Pflege, Reha & Soziales

Pflege, Reha & Soziales

Dresden,  10. Mai 2019


Erste textil-integrierte Sensor-Polsterung mit Notruffunktion entwickelt

Entwicklung eines textil-integrierten Sensor-Systems mit Notruffunktion: Wissenschaftler des Instituts für Holztechnologie Dresden (IHD) haben ein Bewegungs-, Feuchte- und Temperatur-Erfassungssystem mit Notruffunktion zur Integration in Möbelkonstruktionen entwickelt. Das Produkt entstand in Kooperation mit den Projektpartnern Sächsisches Textilforschungsinstitut (STFI) in Chemnitz und der Materialforschungs- und Prüfanstalt an der Bauhaus-Universität Weimar (MFPA).

„Ziel unseres Projektes war die Entwicklung eines textilintegrierten Sensorsystems sowie der Nachweis von dessen Langlanglebigkeit im pflegerischen Bereich. Bekannte Lösungen können entweder Feuchte oder Druck ermitteln. Systeme mit einer kombinierten Erfassung von Feuchte- und Druckbelastungen waren bis zum Projektende nicht verfügbar.“ so Projektleiter Lars Blüthgen." Bisher bekannte Lösungen basierten seinen Ausagen zufolge auf elektrisch arbeitenden Sensoren, welche jedoch unter Umständen Einfluss auf aktive Implantate wie Herzschrittmacher oder Hörprothesen haben könnten. "Aufbauend auf den genannten Rahmenbedingungen forschten wir an der Erarbeitung einer faseroptischen Sensorlösung", so Blüthgen weiter.

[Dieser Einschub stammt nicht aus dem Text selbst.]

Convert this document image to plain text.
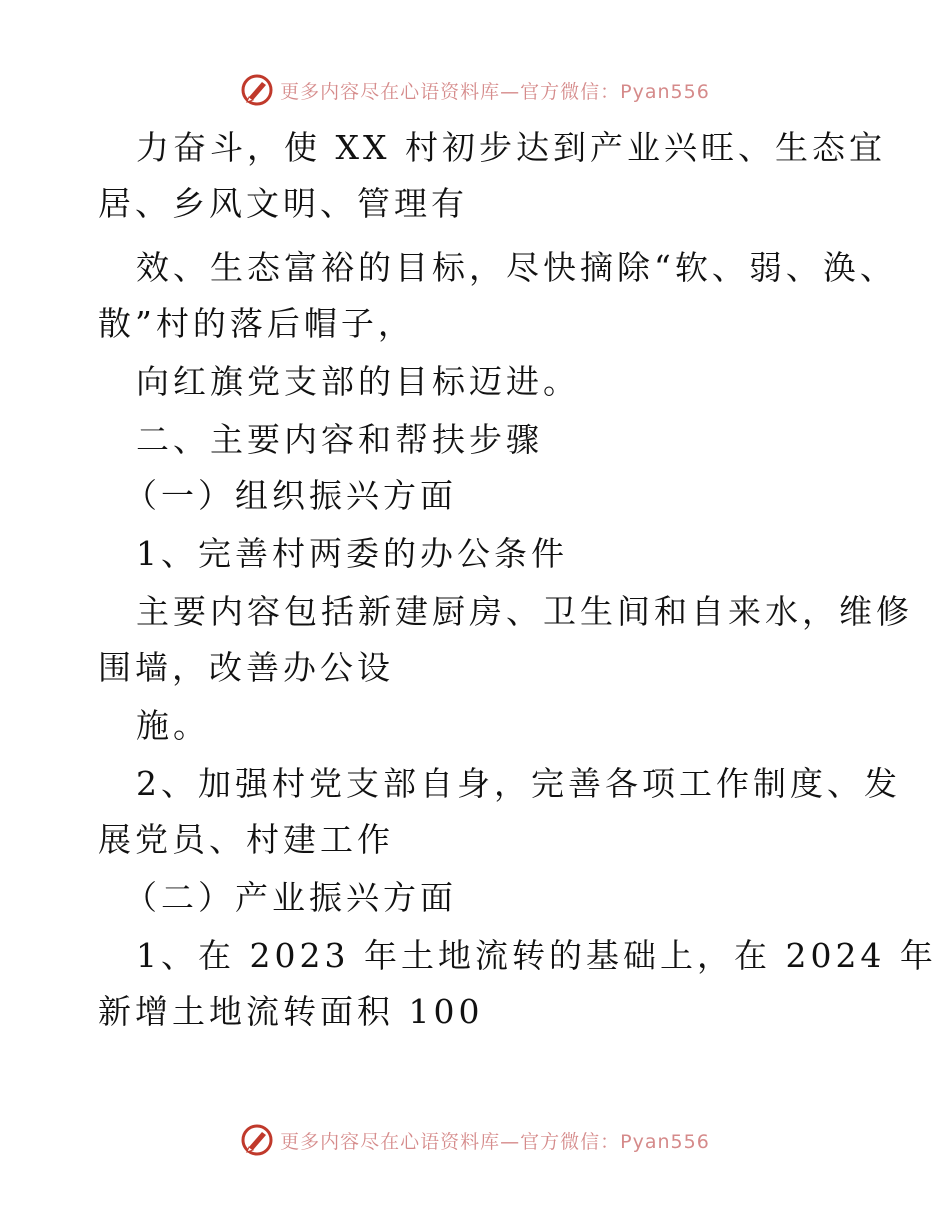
更多内容尽在心语资料库—官方微信：Pyan556
力奋斗，使 XX 村初步达到产业兴旺、生态宜
居、乡风文明、管理有
效、生态富裕的目标，尽快摘除“软、弱、涣、
散”村的落后帽子，
向红旗党支部的目标迈进。
二、主要内容和帮扶步骤
（一）组织振兴方面
1、完善村两委的办公条件
主要内容包括新建厨房、卫生间和自来水，维修
围墙，改善办公设
施。
2、加强村党支部自身，完善各项工作制度、发
展党员、村建工作
（二）产业振兴方面
1、在 2023 年土地流转的基础上，在 2024 年
新增土地流转面积 100
更多内容尽在心语资料库—官方微信：Pyan556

Im Projekt wurde mit polymeroptischen Fasern (POF) gearbeitet, zu deren Einsatz bereits Erfahrungen vorliegen; sie werden beispielweise zur Detektion von Bewegungen, Temperaturen und Feuchten im körpernahen Bereich eingesetzt. Voraussetzung für das neue Projekt jedoch war, dass die Fasern nicht direkt mit den Personen verbunden sind. Es wurde untersucht, wie die durch einen menschlichen Körper auf ein Sitz- oder Liegemöbel wirkenden Belastungen auf die Konstruktion übertragen werden und welche maximalen Kräfte auf die optischen Fasern wirken.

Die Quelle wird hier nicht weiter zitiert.